The fast-food industry spends $5 billion on advertising and is disproportionately targeting children in general and Black and Latino youth in particular, according to the Fast Food FACTS 2021 report published by the Rudd Center for Food Policy and Obesity at the University of Connecticut.
An Advertising Overview: The report, which tracked data and trends during 2019, found the level of annual advertising spending increased by more than $400 million since 2012.
A total of 274 fast-food restaurants advertised in 2019, but six restaurants — McDonald’s Corp MCD, Domino’s, Burger King, Yum! Brands, Inc.'s YUM Taco Bell, Sonic, and Little Caesars — were responsible for 46% of total fast-food ad spending and approximately 55% of fast-food TV ads viewed by children and teens.

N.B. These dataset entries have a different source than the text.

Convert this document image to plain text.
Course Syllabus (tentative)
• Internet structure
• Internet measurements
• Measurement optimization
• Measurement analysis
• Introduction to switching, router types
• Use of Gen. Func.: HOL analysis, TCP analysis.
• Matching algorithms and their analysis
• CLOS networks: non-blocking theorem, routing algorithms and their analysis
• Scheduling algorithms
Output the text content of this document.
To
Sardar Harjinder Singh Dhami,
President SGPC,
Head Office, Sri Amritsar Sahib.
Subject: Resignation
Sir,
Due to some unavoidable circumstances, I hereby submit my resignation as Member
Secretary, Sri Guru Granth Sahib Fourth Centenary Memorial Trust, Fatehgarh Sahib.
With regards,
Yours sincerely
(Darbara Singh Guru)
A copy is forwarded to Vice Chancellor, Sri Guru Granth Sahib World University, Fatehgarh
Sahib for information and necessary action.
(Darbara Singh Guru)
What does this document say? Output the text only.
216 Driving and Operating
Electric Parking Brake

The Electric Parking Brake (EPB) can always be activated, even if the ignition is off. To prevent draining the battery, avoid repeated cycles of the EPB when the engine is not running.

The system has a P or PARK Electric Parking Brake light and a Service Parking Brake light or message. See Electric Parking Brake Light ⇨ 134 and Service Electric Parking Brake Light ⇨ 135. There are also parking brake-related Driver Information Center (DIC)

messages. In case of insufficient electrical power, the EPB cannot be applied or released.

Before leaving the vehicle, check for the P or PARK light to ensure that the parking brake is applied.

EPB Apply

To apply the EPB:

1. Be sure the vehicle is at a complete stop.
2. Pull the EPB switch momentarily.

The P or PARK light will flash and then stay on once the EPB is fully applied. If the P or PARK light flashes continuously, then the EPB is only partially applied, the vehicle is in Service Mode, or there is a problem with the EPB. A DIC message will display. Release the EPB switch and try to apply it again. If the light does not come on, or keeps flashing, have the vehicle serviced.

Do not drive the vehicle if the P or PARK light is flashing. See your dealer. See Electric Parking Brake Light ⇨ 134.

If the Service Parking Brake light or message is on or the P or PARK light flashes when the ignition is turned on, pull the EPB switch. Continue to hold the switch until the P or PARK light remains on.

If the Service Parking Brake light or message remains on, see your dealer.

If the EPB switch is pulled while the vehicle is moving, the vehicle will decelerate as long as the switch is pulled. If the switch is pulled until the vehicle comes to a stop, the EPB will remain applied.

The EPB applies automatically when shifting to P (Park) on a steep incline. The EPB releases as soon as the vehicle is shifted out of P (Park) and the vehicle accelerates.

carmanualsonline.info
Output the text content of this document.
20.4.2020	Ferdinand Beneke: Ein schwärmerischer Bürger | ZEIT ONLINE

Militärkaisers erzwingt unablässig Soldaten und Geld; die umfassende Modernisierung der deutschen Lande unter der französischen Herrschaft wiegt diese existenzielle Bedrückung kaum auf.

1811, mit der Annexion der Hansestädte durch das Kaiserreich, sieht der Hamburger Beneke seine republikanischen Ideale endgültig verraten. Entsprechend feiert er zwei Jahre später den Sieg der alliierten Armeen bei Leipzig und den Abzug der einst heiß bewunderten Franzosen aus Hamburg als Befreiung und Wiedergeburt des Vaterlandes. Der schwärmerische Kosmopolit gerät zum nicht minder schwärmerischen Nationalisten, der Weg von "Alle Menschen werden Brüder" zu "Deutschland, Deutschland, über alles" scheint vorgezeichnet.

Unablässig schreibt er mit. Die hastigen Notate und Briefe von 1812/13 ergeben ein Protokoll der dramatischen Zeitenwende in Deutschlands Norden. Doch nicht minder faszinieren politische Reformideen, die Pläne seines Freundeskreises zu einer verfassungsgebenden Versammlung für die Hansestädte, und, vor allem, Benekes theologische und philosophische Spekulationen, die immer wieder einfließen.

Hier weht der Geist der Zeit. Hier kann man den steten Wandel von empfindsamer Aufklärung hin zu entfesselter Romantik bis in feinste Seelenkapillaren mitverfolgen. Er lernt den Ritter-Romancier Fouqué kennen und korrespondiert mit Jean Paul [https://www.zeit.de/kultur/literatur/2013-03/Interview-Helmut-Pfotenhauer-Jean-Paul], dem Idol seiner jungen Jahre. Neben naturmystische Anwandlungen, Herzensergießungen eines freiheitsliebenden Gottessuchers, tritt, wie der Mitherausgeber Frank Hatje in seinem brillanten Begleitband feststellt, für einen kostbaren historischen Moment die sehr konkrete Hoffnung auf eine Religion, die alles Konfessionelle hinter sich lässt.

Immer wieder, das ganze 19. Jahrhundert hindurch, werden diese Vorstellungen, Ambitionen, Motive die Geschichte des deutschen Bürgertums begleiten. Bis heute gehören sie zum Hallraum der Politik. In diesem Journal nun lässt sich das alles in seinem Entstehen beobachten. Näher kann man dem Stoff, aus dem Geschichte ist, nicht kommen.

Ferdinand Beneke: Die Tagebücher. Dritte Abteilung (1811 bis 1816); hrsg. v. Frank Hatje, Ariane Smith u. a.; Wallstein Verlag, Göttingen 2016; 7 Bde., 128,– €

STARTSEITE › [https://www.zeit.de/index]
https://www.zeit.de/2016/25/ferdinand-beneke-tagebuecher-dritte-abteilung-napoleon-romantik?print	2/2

All of the top fast-food advertisers devoted 80% or more of their total advertising spending to television noted, and the medium accounted for 98% or more of the Restaurant Brands International’s QSR Burger King and Popeyes, Domino’s Pizza DPZ and Inspire Brands’ Sonic Drive-In.
Targeted Marketing: The report determined that preschoolers, children and teens viewed on average 2.1 to 2.3 fast-food TV ads per day, but less than 10% of the advertisements viewed promoted kids’ meals.
Nearly all restaurants with child-directed TV ads advertised on ViacomCBS Inc.'s VIAC Nickelodeon cable channel, which represented 66% of ads viewed by preschoolers on children’s TV and 56% of ads viewed by children.
AT&T Inc.'s T CartoonNetwork represented 22% of the ads viewed on children’s TV and 29% of the ads viewed by children.
McDonald’s Happy Meals and restaurant were the only products advertised on Walt Disney Co.’s DIS Disney XD. The report noted that Disney is the only media company with clearly defined nutrition standards for products seeking to advertise on its children’s television channel.
The report also determined fast-food advertising is heavily targeting Black and Latino youth. Total advertising spending by fast-food restaurants on Spanish-language TV during 2019 was $318 million, a 33% increase from seven years earlier. In comparison, total TV ad spending only went up by 9% during the same time period.
Black preschoolers, children, and teens viewed approximately 75% more fast-food TV ads than their white peers. The report noted Black youth watched more television than their white counterparts: on average Black preschoolers watched 32% more hours of TV than white preschoolers watched, while Black children watched 61% more and Black teens 58% more.
In 2019, 22 of the top 27 fast-food restaurants spent a total of $99 million to advertise on Black-targeted TV. This averaged 3% of their national TV ad spending budgets on Black-targeted television programming.
“Now more than ever, parents need support in raising healthy children, and consistent exposure to ads featuring burgers, fries, and pizza sabotages their best efforts,” said Frances Fleming-Milici, Director of Marketing Initiatives at the Rudd Center and a co-author of the study.
“Media companies, policymakers, and advocates can play a vital role in demanding an end to irresponsible advertising.”
Seeking More Minority-Focused Advertising: The new report comes one month after a lawsuit was filed against a fast-food giant that claimed it was intentionally refusing to advertise on Black-owned media outlets.
McDonald’s is being sued for $10 billion by Entertainment Studios Inc. and Weather Group LLC, companies owned by comedian-turned-media executive Byron Allen.
The lawsuit alleged McDonald’s has refused to advertise on Entertainment Studios’ 12 television networks or Weather Group’s The Weather Channel since Allen acquired the companies in 2018, noting McDonald’s has “purchased significant advertising on similarly situated, white-owned networks.”
The lawsuit added McDonald’s spends less than $5 million of its $1.6 billion annual television ad budget on Black-owned media, even though 40% of its sales come from Black consumers.
“Mcdonald's takes billions from African American consumers and gives almost nothing back,” said Allen, who is Black, in a statement. “The biggest trade deficit in America is the trade deficit between White corporate American and Black America, and McDonald’s is guilty of perpetuating this disparity.”
The lawsuit came on the same day McDonald’s pledged it would increase its national advertising spending in media outlets with Black, Latino, Asian American, female and LGBTQ ownership.